The neutral element for union is the empty set \(\emptyset\), while for intersection, it's the universal set \(U\). Here's how they work:

• \(A \cup \emptyset = A\)
• \(A \cap U = A\)

The identity element does not change the set it is combined with. For example, if you take any set \(\{a\}\) or \(\{b\}\) and apply these identity laws:

• \(\{a\} \cup \emptyset = \{a\}\)
• \(\{b\} \cap U = \{b\}\)

This characteristic forms the core idea of maintaining the original data in various operations, providing consistency within boolean algebra.

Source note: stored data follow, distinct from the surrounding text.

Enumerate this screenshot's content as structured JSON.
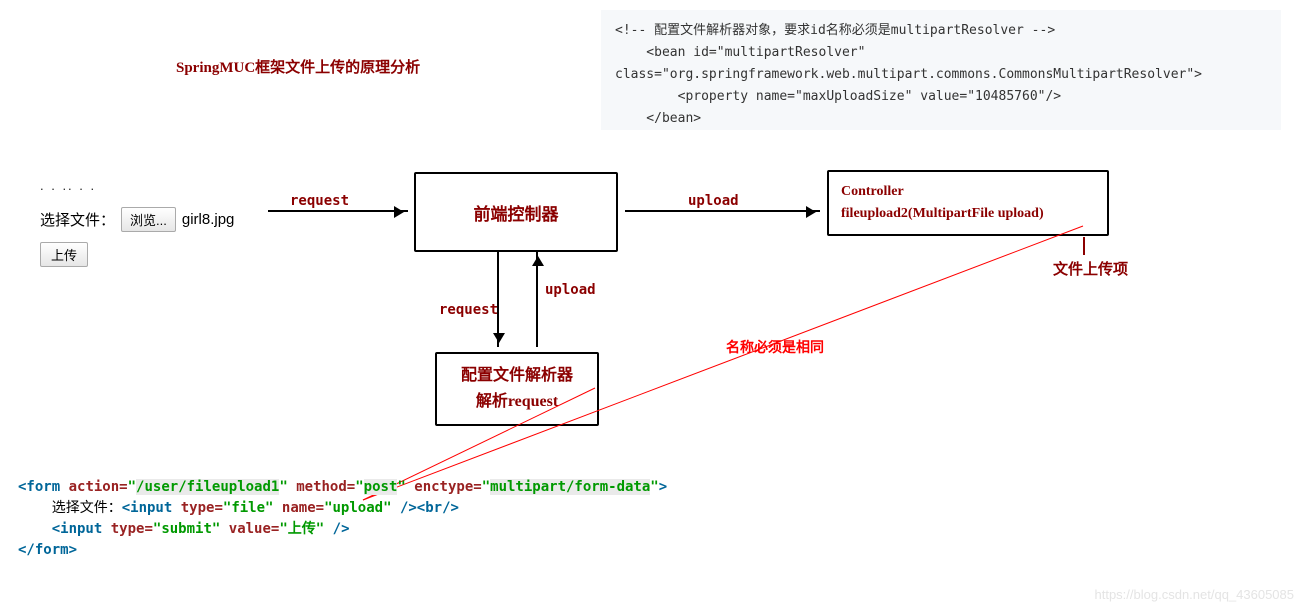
{
  "title": "SpringMUC框架文件上传的原理分析",
  "codeblock": {
    "l1": "<!-- 配置文件解析器对象，要求id名称必须是multipartResolver -->",
    "l2": "    <bean id=\"multipartResolver\"",
    "l3": "class=\"org.springframework.web.multipart.commons.CommonsMultipartResolver\">",
    "l4": "        <property name=\"maxUploadSize\" value=\"10485760\"/>",
    "l5": "    </bean>"
  },
  "form": {
    "dots": ". . .. . .",
    "label": "选择文件：",
    "browse": "浏览...",
    "filename": "girl8.jpg",
    "submit": "上传"
  },
  "boxes": {
    "front": "前端控制器",
    "parser_l1": "配置文件解析器",
    "parser_l2": "解析request",
    "ctrl_l1": "Controller",
    "ctrl_l2": "fileupload2(MultipartFile upload)"
  },
  "arrows": {
    "a1": "request",
    "a2": "upload",
    "down_left": "request",
    "down_right": "upload"
  },
  "side_label": "文件上传项",
  "red_label": "名称必须是相同",
  "bottom_code": {
    "action": "/user/fileupload1",
    "method": "post",
    "enctype": "multipart/form-data",
    "line2_label": "选择文件：",
    "input_name": "upload",
    "submit_value": "上传"
  },
  "watermark": "https://blog.csdn.net/qq_43605085"
}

Complementation refers to the idea of finding the opposite or complement of a set.
In a complete boolean algebra, each set \(A\) has a complement \(A'\), such that:

• \(A \cup A' = U\)
• \(A \cap A' = \emptyset\)

It involves the use of the universal set \(U\) to ensure that every element has a counterpart. However, in the given exercise, not all sets had complements represented, leading to the failure of the complementation property. A lack of proper complementation means we can't call the system a boolean algebra.

Set Theory forms the groundwork from which boolean algebra principles are drawn. It deals with collections of objects, known as sets, and operations like union, intersection, and complementation.
This foundational concept is crucial for various fields in mathematics and computer science. When applied to boolean algebra:

• Union \( \cup \) brings together elements from different sets.
• Intersection \( \cap \) finds common elements.
• Complementation flips elements' inclusion within the universal set \(U\).

Set theory enables logical structuring and reasoning with finite and infinite collections, proving indispensable whenever we formalize objects and rules governing them, just as shown in our discussed exercise. Understanding set theory aids in unraveling more complex logic operations.